L'omicida: "Mettetemi
in cella con mio figlio"

Delitto di Valbrona: respinta la richiesta di Carlo D'Elia. L'autopsia sul corpo di Antonino Correnti conferma: le armi erano due

VALBRONA - Ai carabinieri e al pubblico ministero che lo interrogavano subito dopo l'arresto aveva detto: «Mi sono lavato ad Arcellasco. Avete presente? Al lavatoio usato anche da Olindo dopo la strage». Venerdì ha concesso il bis e al giudice delle indagini preliminari ha chiesto di poter essere messo in una cella assieme al figlio: una cella familiare. Come per Rosa e Olindo. Richiesta ovviamente respinta. Così come respinta è stata pure l'istanza di concessione di arresti domiciliari per il figlio. Restano così al Bassone Carlo ed Emiliano D'Elia, arrestati martedì per l'omicidio premeditato di Antonino Correnti, freddato con un colpo di pistola esploso a bruciapelo al volto, in località Visino di Valbrona.
Nel corso dell'interrogatorio per la convalida dell'arresto, ieri mattina in carcere davanti al gip Alessandro Bianchi, padre e figlio hanno sostanzialmente confermato quanto già riferito al pubblico ministero MassimoAstori. Il padre è tornato a difendere il figlio Emiliano sostenendo che lui non sapeva nulla dell'idea di sparare al rivale e che, anzi, avrebbe pure cercato di dividerli. Lo stesso figlio, rispondendo alle domande del giudice, ha mostrato una ferita al dito sostenendo fosse stata causata dal padre mentre, con il calcio della pistola, colpiva lo sventurato Correnti.

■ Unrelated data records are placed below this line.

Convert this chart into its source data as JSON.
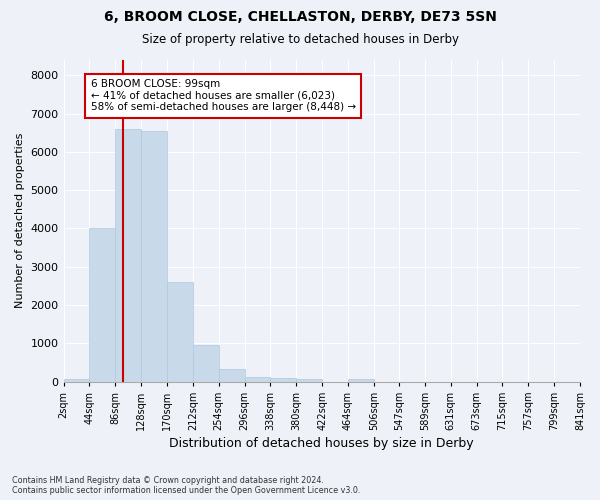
{
  "title": "6, BROOM CLOSE, CHELLASTON, DERBY, DE73 5SN",
  "subtitle": "Size of property relative to detached houses in Derby",
  "xlabel": "Distribution of detached houses by size in Derby",
  "ylabel": "Number of detached properties",
  "bar_color": "#c8d9ea",
  "bar_edge_color": "#b0c8e0",
  "background_color": "#eef2f8",
  "grid_color": "#ffffff",
  "bin_edges": [
    2,
    44,
    86,
    128,
    170,
    212,
    254,
    296,
    338,
    380,
    422,
    464,
    506,
    547,
    589,
    631,
    673,
    715,
    757,
    799,
    841
  ],
  "bin_labels": [
    "2sqm",
    "44sqm",
    "86sqm",
    "128sqm",
    "170sqm",
    "212sqm",
    "254sqm",
    "296sqm",
    "338sqm",
    "380sqm",
    "422sqm",
    "464sqm",
    "506sqm",
    "547sqm",
    "589sqm",
    "631sqm",
    "673sqm",
    "715sqm",
    "757sqm",
    "799sqm",
    "841sqm"
  ],
  "bar_heights": [
    65,
    4000,
    6600,
    6550,
    2600,
    950,
    320,
    120,
    100,
    70,
    0,
    70,
    0,
    0,
    0,
    0,
    0,
    0,
    0,
    0
  ],
  "ylim": [
    0,
    8400
  ],
  "yticks": [
    0,
    1000,
    2000,
    3000,
    4000,
    5000,
    6000,
    7000,
    8000
  ],
  "property_line_x": 99,
  "property_line_color": "#cc0000",
  "annotation_text": "6 BROOM CLOSE: 99sqm\n← 41% of detached houses are smaller (6,023)\n58% of semi-detached houses are larger (8,448) →",
  "annotation_box_color": "#ffffff",
  "annotation_box_edge": "#cc0000",
  "footer_line1": "Contains HM Land Registry data © Crown copyright and database right 2024.",
  "footer_line2": "Contains public sector information licensed under the Open Government Licence v3.0."
}
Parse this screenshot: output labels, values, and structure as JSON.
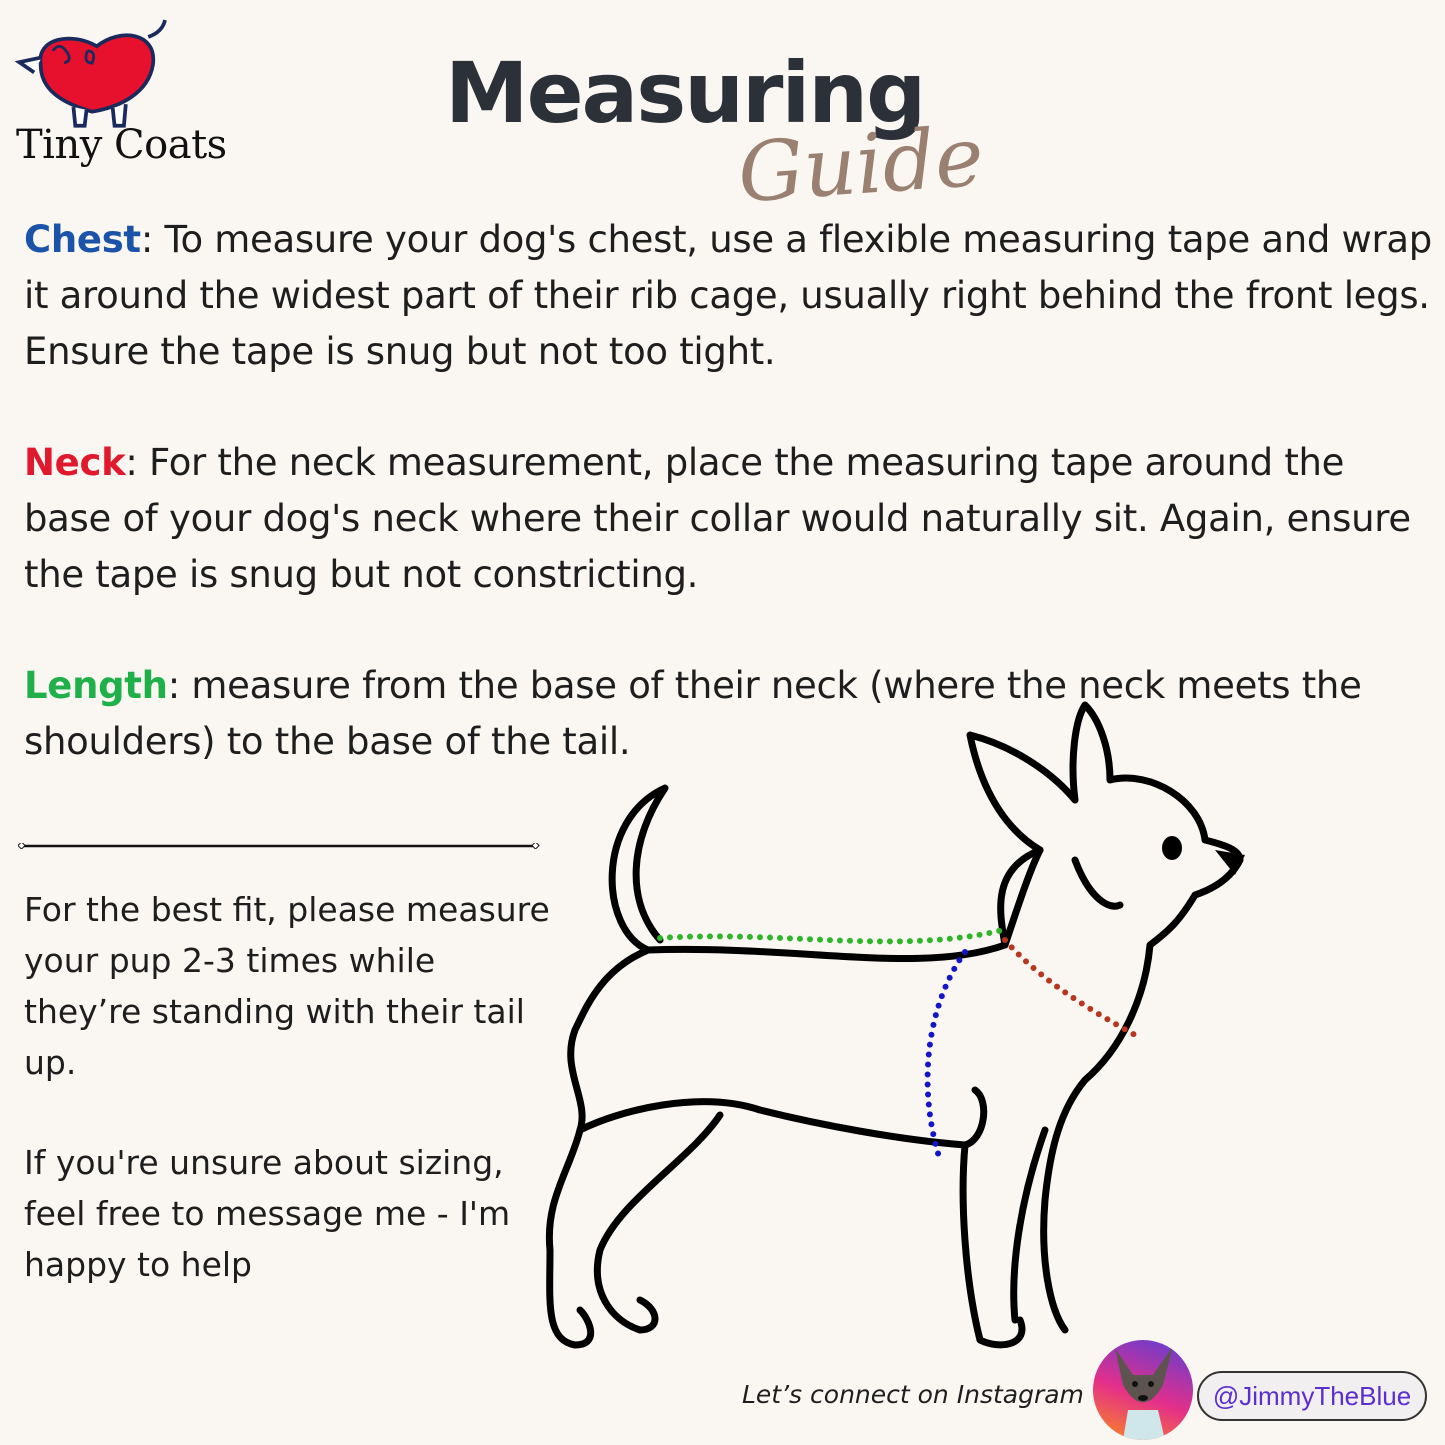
{
  "brand": {
    "name": "Tiny Coats",
    "logo_color": "#e8112d"
  },
  "header": {
    "title": "Measuring",
    "subtitle": "Guide"
  },
  "sections": [
    {
      "label": "Chest",
      "color": "#1a53a8",
      "text": ": To measure your dog's chest, use a flexible measuring tape and wrap it around the widest part of their rib cage, usually right behind the front legs. Ensure the tape is snug but not too tight."
    },
    {
      "label": "Neck",
      "color": "#e0192d",
      "text": ": For the neck measurement, place the measuring tape around the base of your dog's neck where their collar would naturally sit. Again, ensure the tape is snug but not constricting."
    },
    {
      "label": "Length",
      "color": "#1fb04a",
      "text": ": measure from the base of their neck (where the neck meets the shoulders) to the base of the tail."
    }
  ],
  "notes": [
    "For the best fit, please measure your pup 2-3 times while they’re standing with their tail up.",
    "If you're unsure about sizing, feel free to message me - I'm happy to help"
  ],
  "illustration": {
    "chest_line_color": "#1414c8",
    "neck_line_color": "#b8361c",
    "length_line_color": "#2fb52a"
  },
  "footer": {
    "connect_text": "Let’s connect on Instagram",
    "handle": "@JimmyTheBlue"
  }
}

Dall'autopsia sul corpo della vittima, eseguita dal medico legale del Sant'Anna Giovanni Scola, sarebbero giunte conferme al sospetto degli inquirenti, ovvero che per aggredire Correnti sono state utilizzate due armi differenti: oltre la pistola, anche un corpo contundente differente dal calcio dell'arma. Sia Carlo che Emiliano D'Elia hanno confermato che i cinque o sei colpi al capo della vittima sarebbero stati sferrati con l'arma da sparo, ma i segni della ferita non sembrano compatibili con questa versione.